Hanya ada satu orang di kampung itu yang berbuat berbeda. Namanya, Sutan Duano. Dia tidak kehabisan akal saat kemarau panjang melanda. Dia mengambil langkah nyata yang diperlukan agar sawah bisa tetap terairi. Langkah nyata yang diabaikan oleh warga kampung.


Warga kampung sebenarnya diajak oleh Sutan Duano, tetapi mereka menolak. Dalam perjalanan cerita, warga melihat bagaimana usaha tersebut membuahkan hasil, tapi mereka cukup malu untuk menarik perkataan atau mengubah keputusan. 

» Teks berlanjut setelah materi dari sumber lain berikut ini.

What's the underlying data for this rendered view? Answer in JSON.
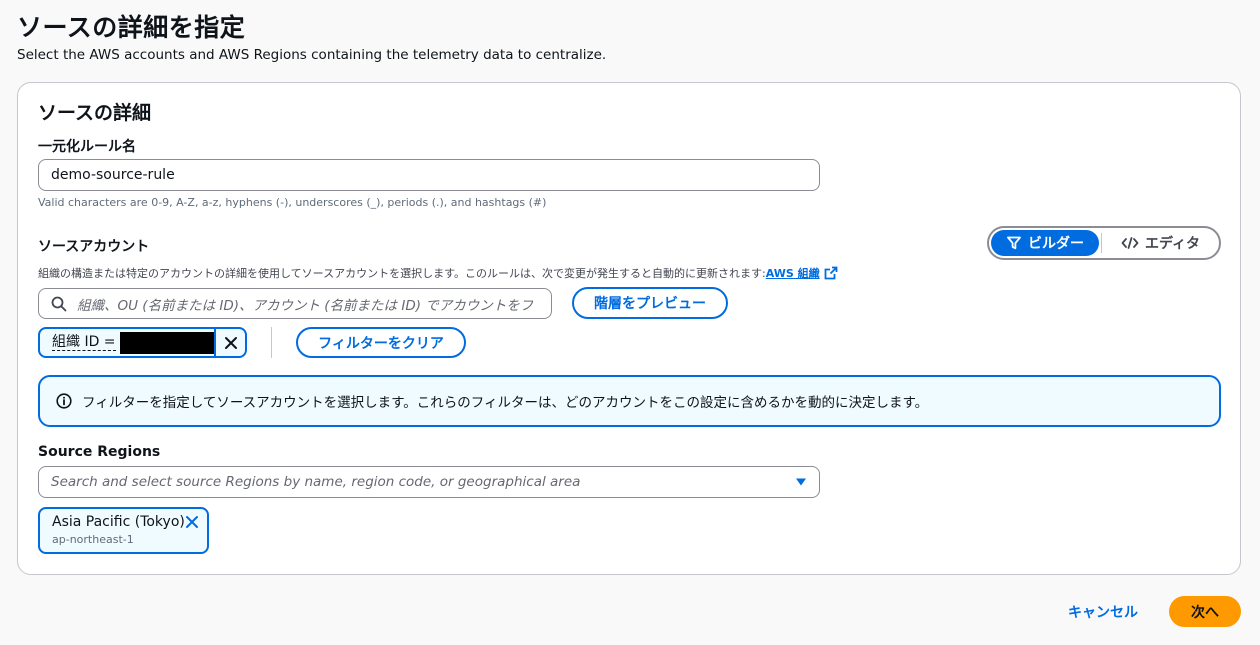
{
  "header": {
    "title": "ソースの詳細を指定",
    "description": "Select the AWS accounts and AWS Regions containing the telemetry data to centralize."
  },
  "panel": {
    "title": "ソースの詳細",
    "rule_name": {
      "label": "一元化ルール名",
      "value": "demo-source-rule",
      "hint": "Valid characters are 0-9, A-Z, a-z, hyphens (-), underscores (_), periods (.), and hashtags (#)"
    },
    "source_accounts": {
      "label": "ソースアカウント",
      "mode_toggle": {
        "builder_label": "ビルダー",
        "editor_label": "エディタ",
        "selected": "builder"
      },
      "description": "組織の構造または特定のアカウントの詳細を使用してソースアカウントを選択します。このルールは、次で変更が発生すると自動的に更新されます: ",
      "link_label": "AWS 組織",
      "search_placeholder": "組織、OU (名前または ID)、アカウント (名前または ID) でアカウントをフ",
      "preview_button": "階層をプレビュー",
      "filter_token_label": "組織 ID =",
      "clear_filters_button": "フィルターをクリア",
      "info_alert": "フィルターを指定してソースアカウントを選択します。これらのフィルターは、どのアカウントをこの設定に含めるかを動的に決定します。"
    },
    "source_regions": {
      "label": "Source Regions",
      "placeholder": "Search and select source Regions by name, region code, or geographical area",
      "selected": [
        {
          "name": "Asia Pacific (Tokyo)",
          "code": "ap-northeast-1"
        }
      ]
    }
  },
  "footer": {
    "cancel_label": "キャンセル",
    "next_label": "次へ"
  },
  "colors": {
    "accent": "#006ce0",
    "primary_button": "#ff9900",
    "border": "#8c8c94"
  }
}
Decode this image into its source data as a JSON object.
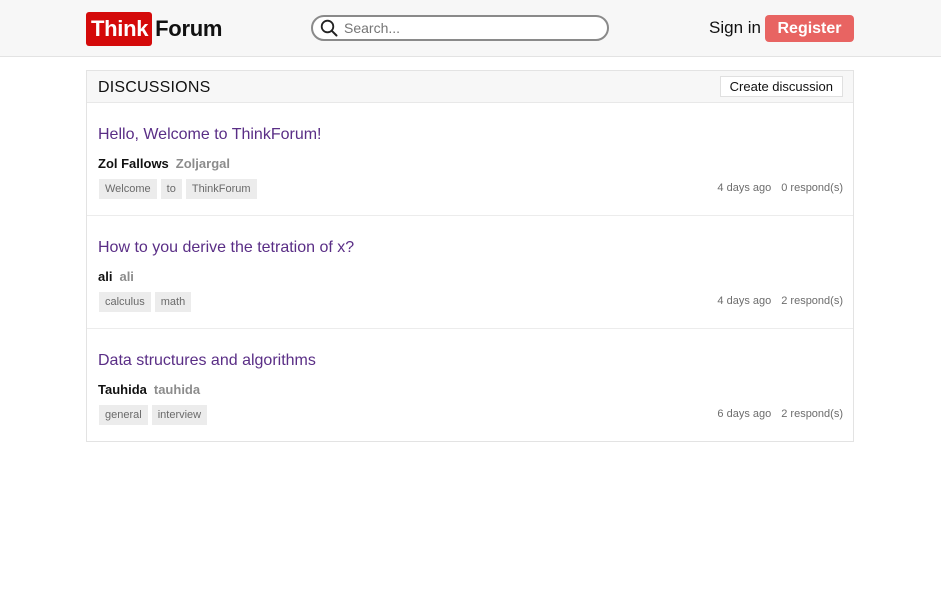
{
  "header": {
    "logo_think": "Think",
    "logo_forum": "Forum",
    "search_placeholder": "Search...",
    "signin_label": "Sign in",
    "register_label": "Register",
    "colors": {
      "logo_red": "#d40a0a",
      "register": "#e86462"
    }
  },
  "discussions": {
    "title": "DISCUSSIONS",
    "create_label": "Create discussion",
    "items": [
      {
        "title": "Hello, Welcome to ThinkForum!",
        "author_name": "Zol Fallows",
        "author_user": "Zoljargal",
        "tags": [
          "Welcome",
          "to",
          "ThinkForum"
        ],
        "time": "4 days ago",
        "responses": "0 respond(s)"
      },
      {
        "title": "How to you derive the tetration of x?",
        "author_name": "ali",
        "author_user": "ali",
        "tags": [
          "calculus",
          "math"
        ],
        "time": "4 days ago",
        "responses": "2 respond(s)"
      },
      {
        "title": "Data structures and algorithms",
        "author_name": "Tauhida",
        "author_user": "tauhida",
        "tags": [
          "general",
          "interview"
        ],
        "time": "6 days ago",
        "responses": "2 respond(s)"
      }
    ]
  }
}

Musim kemarau ini menunjukkan sifat dan sikap masyarakat setempat sekaligus menunjukkan semangat Sutan Duano untuk mengajarkan cara hidup yang menurut dia benar pada warga kampung.


Sutan Duano adalah orang yang cukup disegani di kampung tersebut. Dia adalah seorang pendatang yang tidak diketahui asal usul dan sejarah hidupnya, tapi orang kampung setuju dia orang yang baik. Seiring berjalannya waktu, Sutan Duano pun bisa memiliki kehidupan yang layak dan menjadi salah satu orang penting di sana.


Namun, seseorang yang misterius pasti memiliki rahasia gelap yang disimpan. Begitu pun dengan Sutan Duano. Ada sejarah hidup yang kelam yang membuatnya memilih hidup di kampung tersebut dan berusaha sekuat tenaga menjadi orang baik. 


Apakah dia berhasil? Atau masihkah ada dosa yang harus dibayar? Di bagian akhir, kamu akan mendapatkan sebuah kejutan dan kejutan lain di bagian penutup.


Cara warga kampung menyikapi musim kemarau ini terasa familiar dengan kita menyikapi masalah hidup lainnya. Barangkali tidak semua orang, tetapi bukankah ada di antara kita yang berusaha secukupnya lalu menyerah begitu saja? 


Warga kampung sebenarnya tidak terlalu kecewa seandainya gagal panen karena dari awal mereka tidak berharap terlalu banyak. Namun, melihat mereka lebih memilih mengabaikan sawah daripada mengikuti saran Sutan Duano terasa begitu disayangkan. Mereka seolah kalah sebelum berperang.


Pentingnya kerja keras ini seolah ingin ditekankan oleh penulis melalui Sutan Duano. Bagaimanapun penolakan yang dihadapi Sutan Duano, dia tidak gentar. Dia tetap menjalani gagasannya sendiri. 


Buku ini tidak hanya menyorot tentang pentingnya kerja keras, tapi juga mengangkat masalah sosial lain di masyarakat. Misalnya, bagaimana hubungan sesama dengan tetangga, proses hijrah, atau bagaimana di masyarakat yang religius pun masih banyak praktik mistis yang dilakukan.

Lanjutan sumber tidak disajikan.